Jean-Pierre Chevènement souligne la force de caractère de certains membres du gouvernement qui ne se sont pas installés à Neuilly sur Seine et n'ont pas invité la mafia à revenir en Algérie comme c'est le cas de la Tunisie réenvahie par les hordes de Ben Ali et Hosni  Moubarak : il a affirmé  que le dit printemps arabe est un leurre car il permet de neutraliser l'économie solidaire et sème l'anarchie totale.

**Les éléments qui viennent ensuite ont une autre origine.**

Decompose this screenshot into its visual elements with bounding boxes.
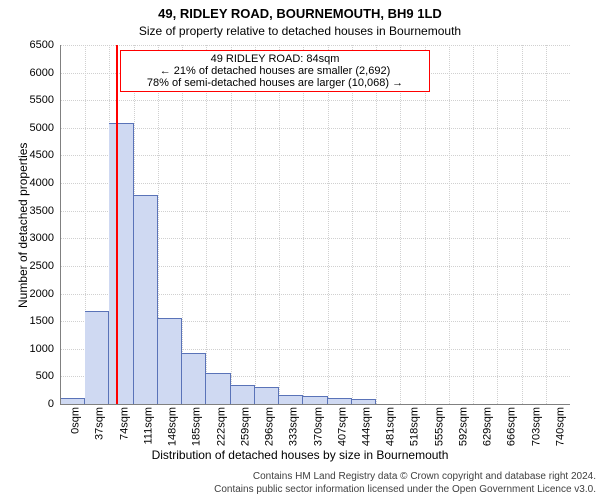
gridline-v <box>255 45 256 404</box>
histogram-bar <box>85 311 109 404</box>
gridline-v <box>449 45 450 404</box>
xtick-label: 703sqm <box>530 407 542 446</box>
marker-line <box>116 45 118 404</box>
gridline-v <box>303 45 304 404</box>
attribution-footer: Contains HM Land Registry data © Crown c… <box>0 471 600 496</box>
gridline-v <box>352 45 353 404</box>
ytick-label: 5000 <box>30 122 54 134</box>
xtick-label: 111sqm <box>142 407 154 445</box>
gridline-h <box>61 45 570 46</box>
gridline-v <box>376 45 377 404</box>
xtick-label: 296sqm <box>264 407 276 446</box>
ytick-label: 6500 <box>30 39 54 51</box>
histogram-bar <box>109 123 133 404</box>
xtick-label: 518sqm <box>409 407 421 446</box>
xtick-label: 740sqm <box>554 407 566 446</box>
histogram-bar <box>279 395 303 404</box>
gridline-v <box>231 45 232 404</box>
histogram-bar <box>352 399 376 404</box>
gridline-v <box>522 45 523 404</box>
xtick-label: 407sqm <box>336 407 348 446</box>
xtick-label: 481sqm <box>385 407 397 446</box>
ytick-label: 0 <box>48 398 54 410</box>
ytick-label: 2500 <box>30 260 54 272</box>
ytick-label: 3000 <box>30 232 54 244</box>
xtick-label: 37sqm <box>94 407 106 440</box>
histogram-bar <box>206 373 230 404</box>
xtick-label: 444sqm <box>361 407 373 446</box>
plot-area <box>60 45 570 405</box>
gridline-v <box>497 45 498 404</box>
gridline-v <box>473 45 474 404</box>
annotation-line: ← 21% of detached houses are smaller (2,… <box>127 65 423 77</box>
xtick-label: 148sqm <box>167 407 179 446</box>
gridline-v <box>328 45 329 404</box>
xtick-label: 185sqm <box>191 407 203 446</box>
footer-line-1: Contains HM Land Registry data © Crown c… <box>0 471 596 484</box>
gridline-v <box>279 45 280 404</box>
xtick-label: 74sqm <box>118 407 130 440</box>
gridline-v <box>182 45 183 404</box>
gridline-h <box>61 183 570 184</box>
annotation-box: 49 RIDLEY ROAD: 84sqm← 21% of detached h… <box>120 50 430 92</box>
gridline-v <box>206 45 207 404</box>
gridline-h <box>61 155 570 156</box>
xtick-label: 629sqm <box>482 407 494 446</box>
annotation-line: 49 RIDLEY ROAD: 84sqm <box>127 53 423 65</box>
histogram-bar <box>303 396 327 404</box>
ytick-label: 4000 <box>30 177 54 189</box>
annotation-line: 78% of semi-detached houses are larger (… <box>127 77 423 89</box>
xtick-label: 555sqm <box>433 407 445 446</box>
xtick-label: 333sqm <box>288 407 300 446</box>
gridline-h <box>61 100 570 101</box>
histogram-bar <box>158 318 182 404</box>
xtick-label: 592sqm <box>458 407 470 446</box>
xtick-label: 222sqm <box>215 407 227 446</box>
histogram-bar <box>231 385 255 404</box>
ytick-label: 2000 <box>30 288 54 300</box>
xtick-label: 370sqm <box>312 407 324 446</box>
histogram-bar <box>61 398 85 404</box>
ytick-label: 6000 <box>30 67 54 79</box>
chart-title-1: 49, RIDLEY ROAD, BOURNEMOUTH, BH9 1LD <box>0 6 600 21</box>
gridline-v <box>425 45 426 404</box>
chart-title-2: Size of property relative to detached ho… <box>0 24 600 38</box>
ytick-label: 4500 <box>30 149 54 161</box>
xtick-label: 0sqm <box>70 407 82 434</box>
histogram-bar <box>182 353 206 404</box>
ytick-label: 1500 <box>30 315 54 327</box>
x-axis-label: Distribution of detached houses by size … <box>0 448 600 462</box>
xtick-label: 259sqm <box>239 407 251 446</box>
xtick-label: 666sqm <box>506 407 518 446</box>
gridline-v <box>546 45 547 404</box>
ytick-label: 500 <box>36 370 54 382</box>
ytick-label: 1000 <box>30 343 54 355</box>
gridline-v <box>400 45 401 404</box>
histogram-bar <box>255 387 279 404</box>
histogram-bar <box>134 195 158 404</box>
ytick-label: 3500 <box>30 205 54 217</box>
footer-line-2: Contains public sector information licen… <box>0 484 596 497</box>
histogram-bar <box>328 398 352 404</box>
gridline-h <box>61 128 570 129</box>
ytick-label: 5500 <box>30 94 54 106</box>
y-axis-label: Number of detached properties <box>16 142 30 307</box>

Chevènement pense que Manuel Valls a sous-évalué  l'importance du partenariat algéro-français, et a donné «une image injuste à l'Algérie où les médias français influencé par les lobby de la finance ont donné à une image fausse, d'une Algérie " livrée aux forces intégristes et déchirée par l'instabilité sécuritaire.

C'est certes là une image préfabriquée par les nostalgériques des  cercles politico-militaires qui n'hésitent pas à dégrader l'image de l'Algérie à maintes occasions.

la volonté  de Chevènement  milite pour que «les deux pays travaillent mieux ensemble...la stabilité de l'Algérie a un impact majeur sur la Francequi elle est vulnérables aux revenant daéchiens qu'elle a envoyé pour imploser la Syrie ;Jean-Pierre Chevènement  rappelle que l'Algérie qui souffert du terrorisme entre tenu par le gouvernement Baladur a été" seule à le combattre comme au temps de la résistance du peuple algérien qui n'a pas répondu aux sirènes du printemps arabe..au moment où des zones de turbulence traversent la région et le Monde arabe, et ne souhaite pas entraîné dans une situation de troubles....pour aider avec des solutions aux conflits, citant les cas du Mali et de la Libye. Dans la région, rien ne peut être fait sans l'Algérie», a-t-il soutenu.